Mais la France n’est pas la seule concernée, les autres filiales sont soumises au même régime, comme indiqué dans le rapport annuel 2015 du Groupe.
« la Société a annoncé qu’elle assumera une charge avant impôts d’environ 60,0 millions $ au cours du quatrième trimestre de 2015 et du premier trimestre de 2016, afin de favoriser la réalisation des avantages tirés des mesures d’amélioration de la productivité et autres mesures de réduction des coûts.»
La « réduction des coûts » dans une activité de service informatique concerne essentiellement le personnel.
Cependant, avant toute conclusion, il faut se poser la question de la fiabilité des données financières d’une entreprise intégrée à un groupe mondialisé : les transactions entre filiales, à prix de transfert, peuvent modifier, de manière significative,les données d’une seule entreprise.
Et il semble bien que GCI INC n’échappe pas à la règle commune.
Un transfert de marge de la France vers d’autres pays : 4 bonnes raisons de le supposer.
Première raison : Le positionnement de CGI France dans le Groupe
Au dessus de CGI France : 4 maisons mères !!! En Grande Bretagne et au Canada
En dessous de CGI France : 4 filiales au Liban, en Allemagne et en Suisse
Deuxième raison : Le niveau élevé des transactions avec les filiales étrangères
CGI France vend ses prestations à plus d’une vingtaine de filiales étrangères situées au Canada, Luxembourg, Suisse, Australie, Philippines…. .Si l’information donnée est très incomplète (volontairement ?) et ne permet pas de déterminer avec certitude la part exacte du chiffre d’affaires réalisé en intragroupe, on peut cependant l’estimer à 30% du total des ventes.
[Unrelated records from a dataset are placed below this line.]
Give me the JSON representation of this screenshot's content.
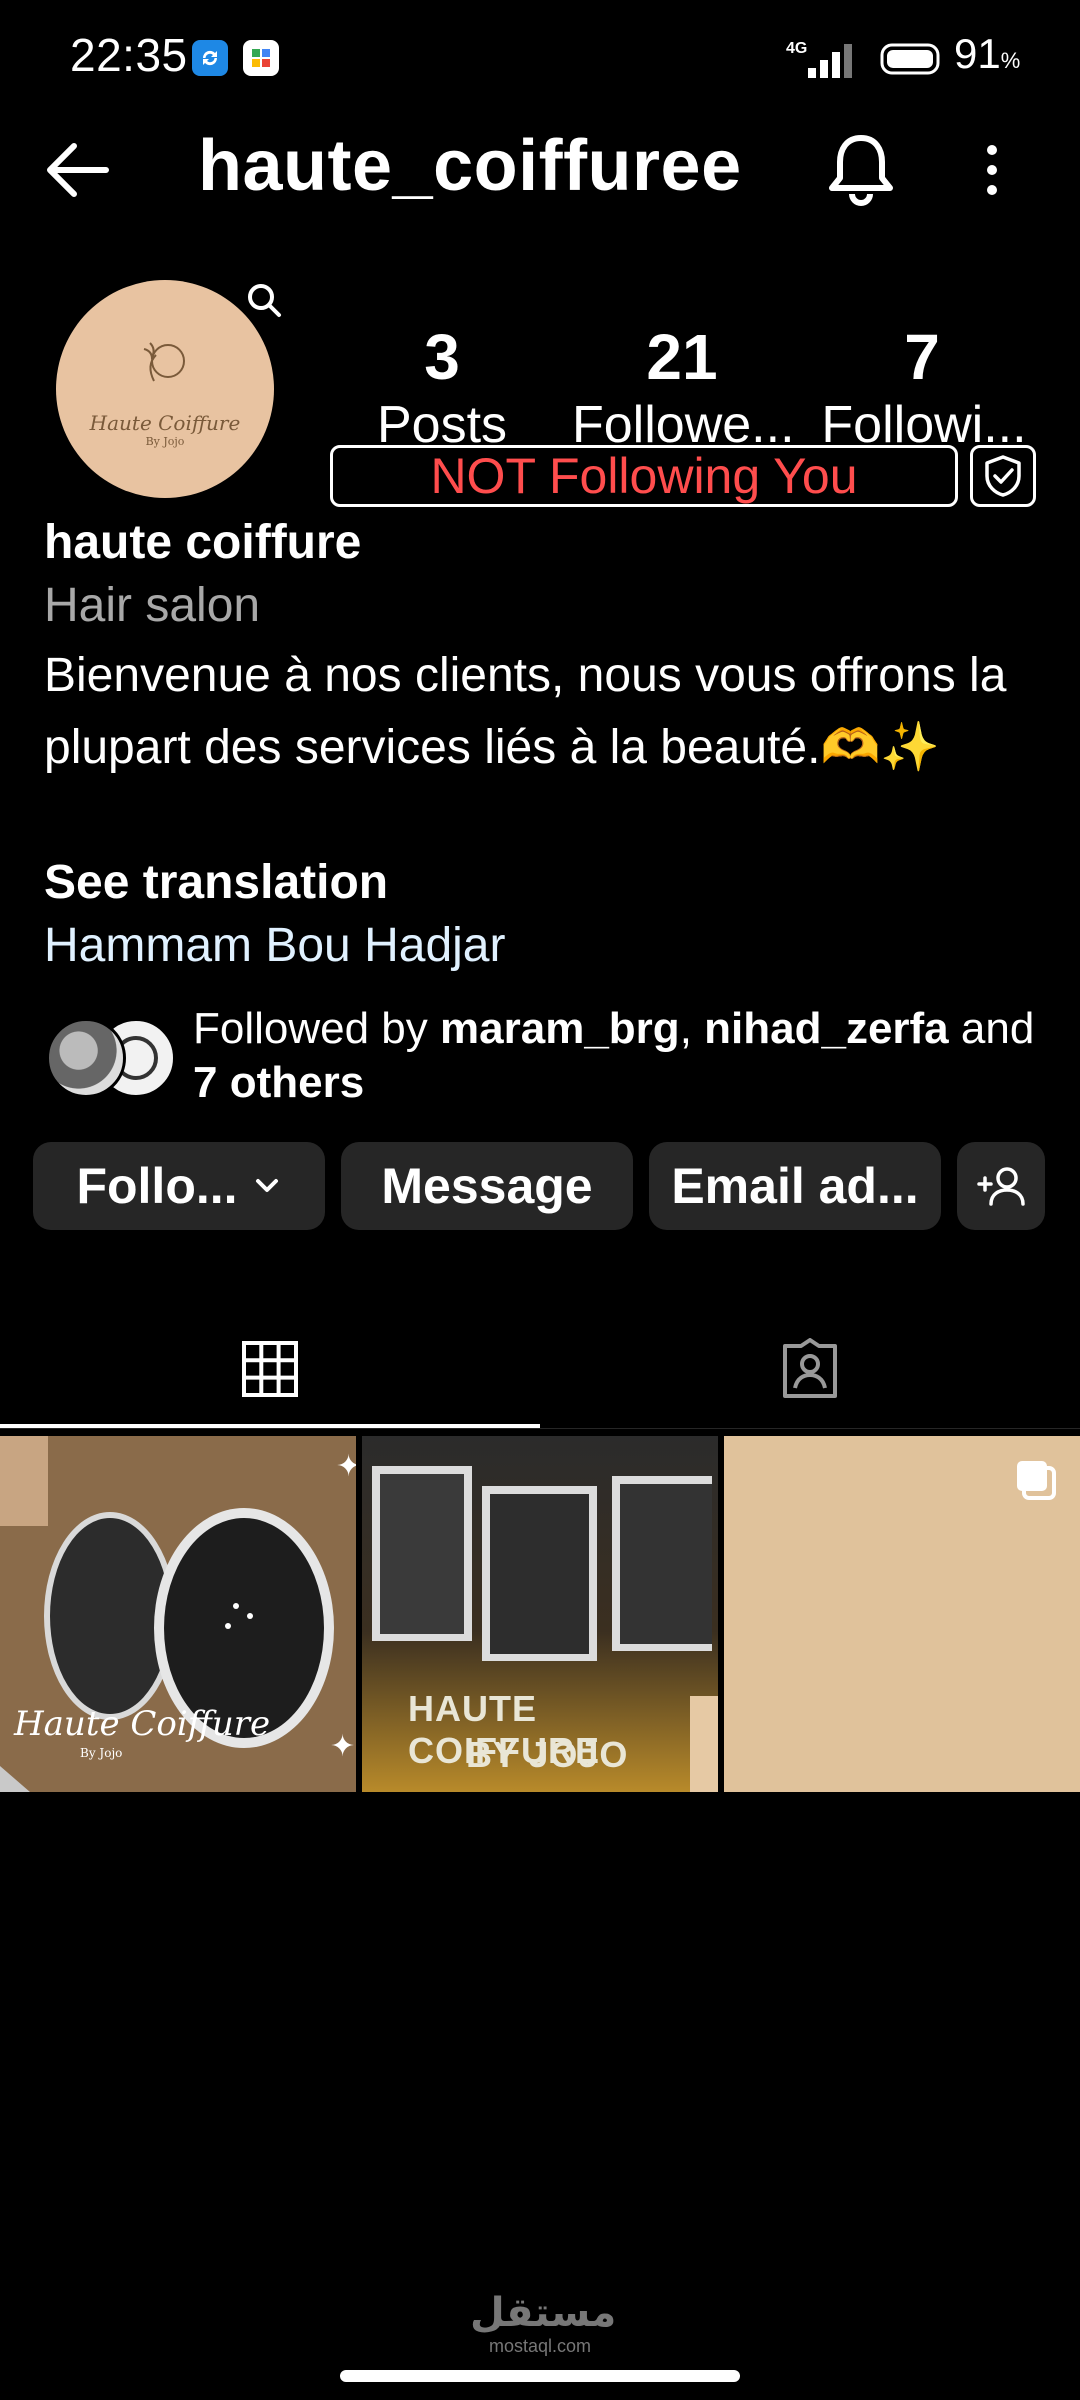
{
  "status_bar": {
    "time": "22:35",
    "network": "4G",
    "battery": "91",
    "battery_unit": "%"
  },
  "header": {
    "username": "haute_coiffuree"
  },
  "profile": {
    "avatar_logo_text": "Haute Coiffure",
    "avatar_logo_sub": "By Jojo",
    "stats": [
      {
        "value": "3",
        "label": "Posts"
      },
      {
        "value": "21",
        "label": "Followe..."
      },
      {
        "value": "7",
        "label": "Followi..."
      }
    ],
    "not_following_badge": "NOT Following You"
  },
  "bio": {
    "name": "haute coiffure",
    "category": "Hair salon",
    "text": "Bienvenue à nos clients, nous vous offrons la plupart des services liés à la beauté.🫶✨",
    "see_translation": "See translation",
    "location": "Hammam Bou Hadjar"
  },
  "followed_by": {
    "prefix": "Followed by ",
    "user1": "maram_brg",
    "separator": ", ",
    "user2": "nihad_zerfa",
    "conjunction": " and",
    "others": "7 others"
  },
  "actions": {
    "follow_label": "Follo...",
    "message_label": "Message",
    "email_label": "Email ad..."
  },
  "posts": [
    {
      "caption": "Haute Coiffure",
      "sub": "By Jojo"
    },
    {
      "caption": "HAUTE COIFFURE",
      "sub": "BY JOJO"
    },
    {
      "caption": "",
      "sub": ""
    }
  ],
  "watermark": {
    "arabic": "مستقل",
    "latin": "mostaql.com"
  },
  "colors": {
    "background": "#000000",
    "button_bg": "#262626",
    "badge_text": "#ff4d4d",
    "category_text": "#a8a8a8",
    "avatar_bg": "#e8c3a1"
  }
}
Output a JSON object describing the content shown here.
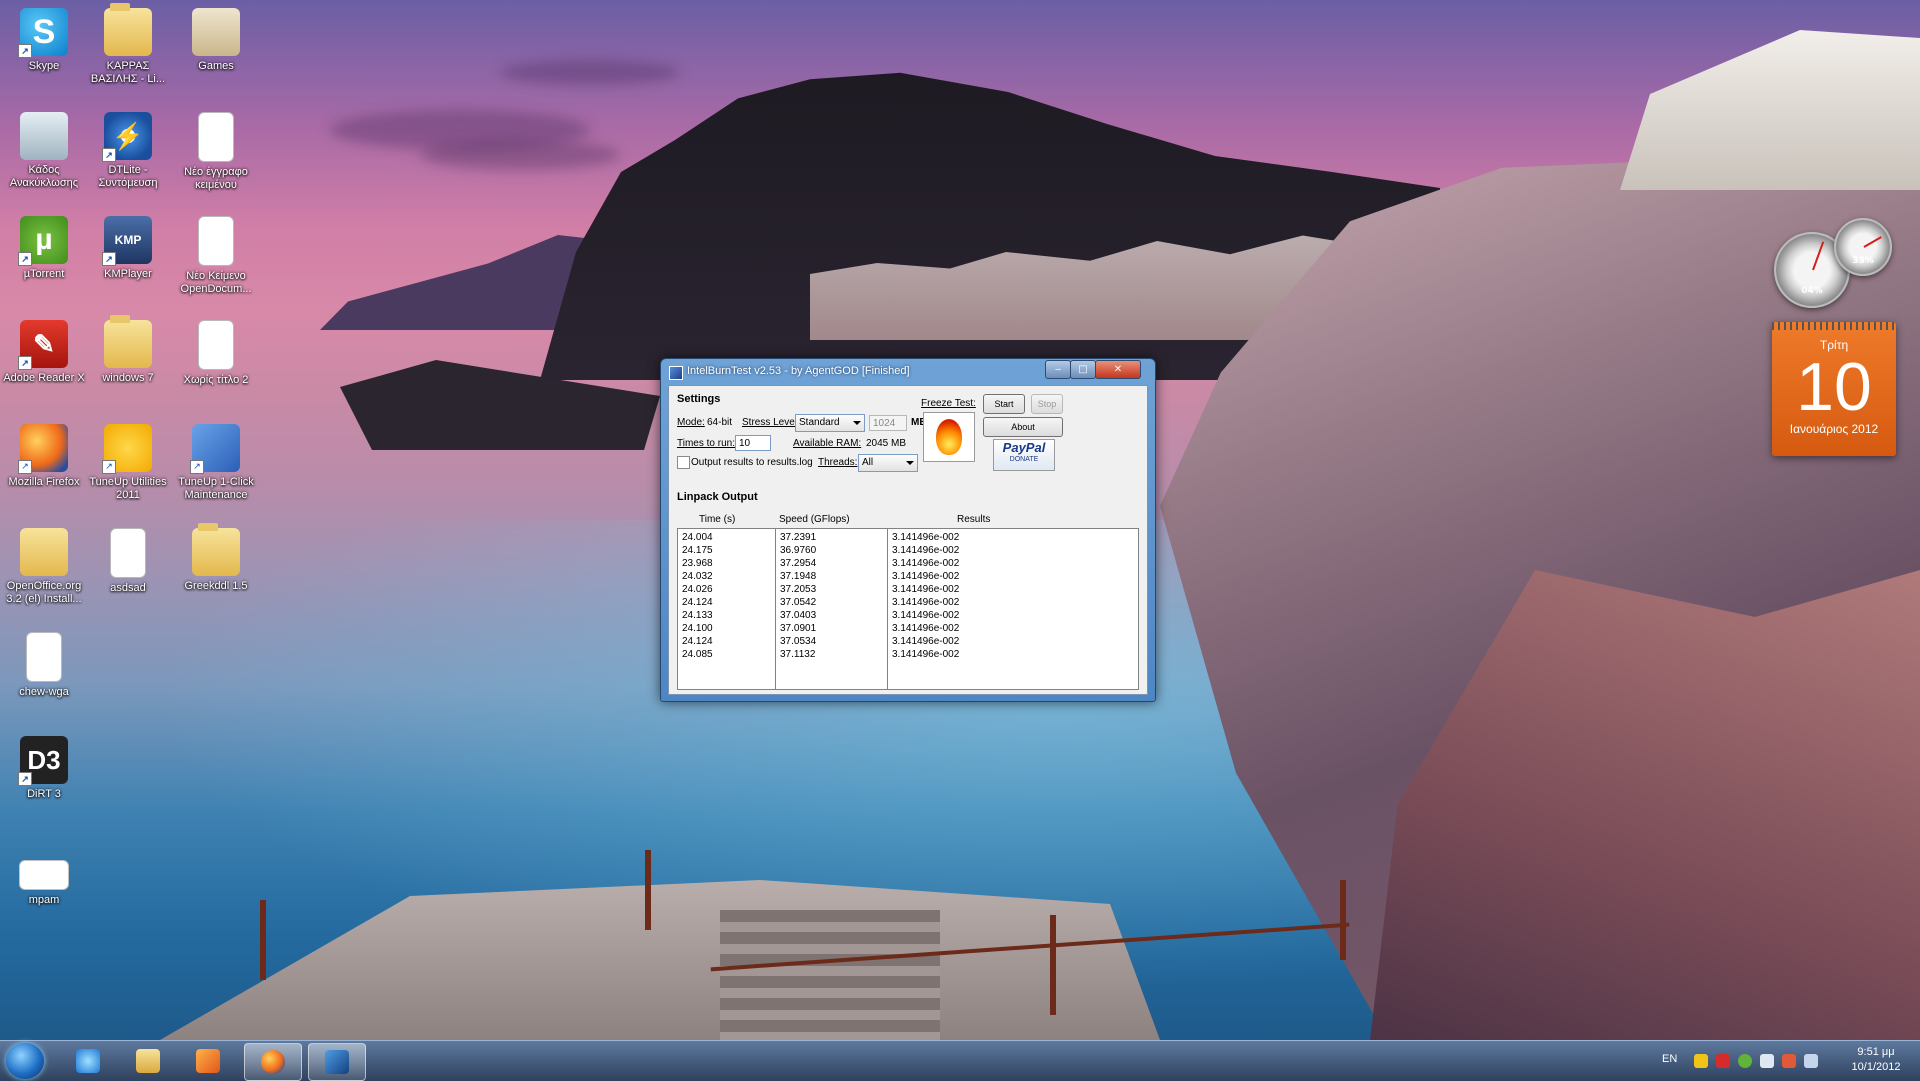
{
  "desktop_icons": [
    {
      "label": "Skype",
      "icon": "skype-icon"
    },
    {
      "label": "ΚΑΡΡΑΣ ΒΑΣΙΛΗΣ - Li...",
      "icon": "folder-icon"
    },
    {
      "label": "Games",
      "icon": "games-folder-icon"
    },
    {
      "label": "Κάδος Ανακύκλωσης",
      "icon": "recycle-bin-icon"
    },
    {
      "label": "DTLite - Συντόμευση",
      "icon": "daemon-tools-icon",
      "glyph": "⚡"
    },
    {
      "label": "Νέο έγγραφο κειμένου",
      "icon": "text-document-icon"
    },
    {
      "label": "µTorrent",
      "icon": "utorrent-icon",
      "glyph": "µ"
    },
    {
      "label": "KMPlayer",
      "icon": "kmplayer-icon",
      "glyph": "KMP"
    },
    {
      "label": "Νέο Κείμενο OpenDocum...",
      "icon": "opendocument-icon"
    },
    {
      "label": "Adobe Reader X",
      "icon": "adobe-reader-icon",
      "glyph": "✎"
    },
    {
      "label": "windows 7",
      "icon": "folder-icon"
    },
    {
      "label": "Χωρίς τίτλο 2",
      "icon": "document-icon"
    },
    {
      "label": "Mozilla Firefox",
      "icon": "firefox-icon"
    },
    {
      "label": "TuneUp Utilities 2011",
      "icon": "tuneup-utilities-icon"
    },
    {
      "label": "TuneUp 1-Click Maintenance",
      "icon": "tuneup-maintenance-icon"
    },
    {
      "label": "OpenOffice.org 3.2 (el) Install...",
      "icon": "folder-icon"
    },
    {
      "label": "asdsad",
      "icon": "document-icon"
    },
    {
      "label": "Greekddl 1.5",
      "icon": "folder-icon"
    },
    {
      "label": "chew-wga",
      "icon": "blank-file-icon"
    },
    {
      "label": "DiRT 3",
      "icon": "dirt3-icon",
      "glyph": "D3"
    },
    {
      "label": "mpam",
      "icon": "blank-file-icon"
    }
  ],
  "gadgets": {
    "cpu_meter": {
      "cpu": "04%",
      "ram": "33%"
    },
    "calendar": {
      "weekday": "Τρίτη",
      "day": "10",
      "month_year": "Ιανουάριος 2012"
    }
  },
  "window": {
    "title": "IntelBurnTest v2.53 - by AgentGOD [Finished]",
    "caption_buttons": {
      "minimize": "‒",
      "maximize": "□",
      "close": "✕"
    },
    "settings": {
      "heading": "Settings",
      "mode_label": "Mode:",
      "mode_value": "64-bit",
      "stress_label": "Stress Level:",
      "stress_value": "Standard",
      "mb_value": "1024",
      "mb_unit": "MB",
      "times_label": "Times to run:",
      "times_value": "10",
      "ram_label": "Available RAM:",
      "ram_value": "2045 MB",
      "threads_label": "Threads:",
      "threads_value": "All",
      "output_checkbox_label": "Output results to results.log",
      "freeze_label": "Freeze Test:"
    },
    "buttons": {
      "start": "Start",
      "stop": "Stop",
      "about": "About",
      "paypal": "PayPal",
      "donate": "DONATE"
    },
    "linpack": {
      "heading": "Linpack Output",
      "columns": [
        "Time (s)",
        "Speed (GFlops)",
        "Results"
      ],
      "rows": [
        [
          "24.004",
          "37.2391",
          "3.141496e-002"
        ],
        [
          "24.175",
          "36.9760",
          "3.141496e-002"
        ],
        [
          "23.968",
          "37.2954",
          "3.141496e-002"
        ],
        [
          "24.032",
          "37.1948",
          "3.141496e-002"
        ],
        [
          "24.026",
          "37.2053",
          "3.141496e-002"
        ],
        [
          "24.124",
          "37.0542",
          "3.141496e-002"
        ],
        [
          "24.133",
          "37.0403",
          "3.141496e-002"
        ],
        [
          "24.100",
          "37.0901",
          "3.141496e-002"
        ],
        [
          "24.124",
          "37.0534",
          "3.141496e-002"
        ],
        [
          "24.085",
          "37.1132",
          "3.141496e-002"
        ]
      ]
    }
  },
  "taskbar": {
    "pinned": [
      {
        "name": "internet-explorer",
        "icon": "ie-icon"
      },
      {
        "name": "windows-explorer",
        "icon": "explorer-icon"
      },
      {
        "name": "media-player",
        "icon": "media-player-icon"
      },
      {
        "name": "firefox",
        "icon": "firefox-icon"
      },
      {
        "name": "intelburntest",
        "icon": "intel-core-icon",
        "active": true
      }
    ],
    "language": "EN",
    "clock_time": "9:51 μμ",
    "clock_date": "10/1/2012"
  }
}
De même CGI France achète des prestations de paie, administratives et autres …à une vingtaine d’autres filiales étrangères, situées au Maroc, Danemark, Portugal, Belgique …
Si l’information donnée est, là aussi, très incomplète et ne permet pas de déterminer avec certitude la part exacte des achats effectués en intragroupe, on peut cependant l’estimer à 65% du total des achats.
Ces échanges sont effectués selon des prix intragroupe pouvant être utilisés pour transférer chiffre d’affaires et marge vers d’autres pays à fiscalité plus avantageuse.
Troisième Raison : la bonne santé du Groupe
Pour 2015, le chiffre d’affaires du Groupe est de 7,3 milliards €, certes en léger recul (- 2%) par rapport à l’exercice précédent, mais une baisse considérée comme justifiée :
« La variation des revenus s’explique par l’expiration de certains contrats dans les services d’infrastructure, particulièrement au Canada … » (rapport annuel Groupe CGI INC 2015)
Le bénéfice net du Groupe , après impôts, est de 713 millions d’euros, représentant 10 % du chiffre d’affaires (bonne performance), le bénéfice net précédent était de 610 millions € représentant 8,2% du chiffre d’affaires.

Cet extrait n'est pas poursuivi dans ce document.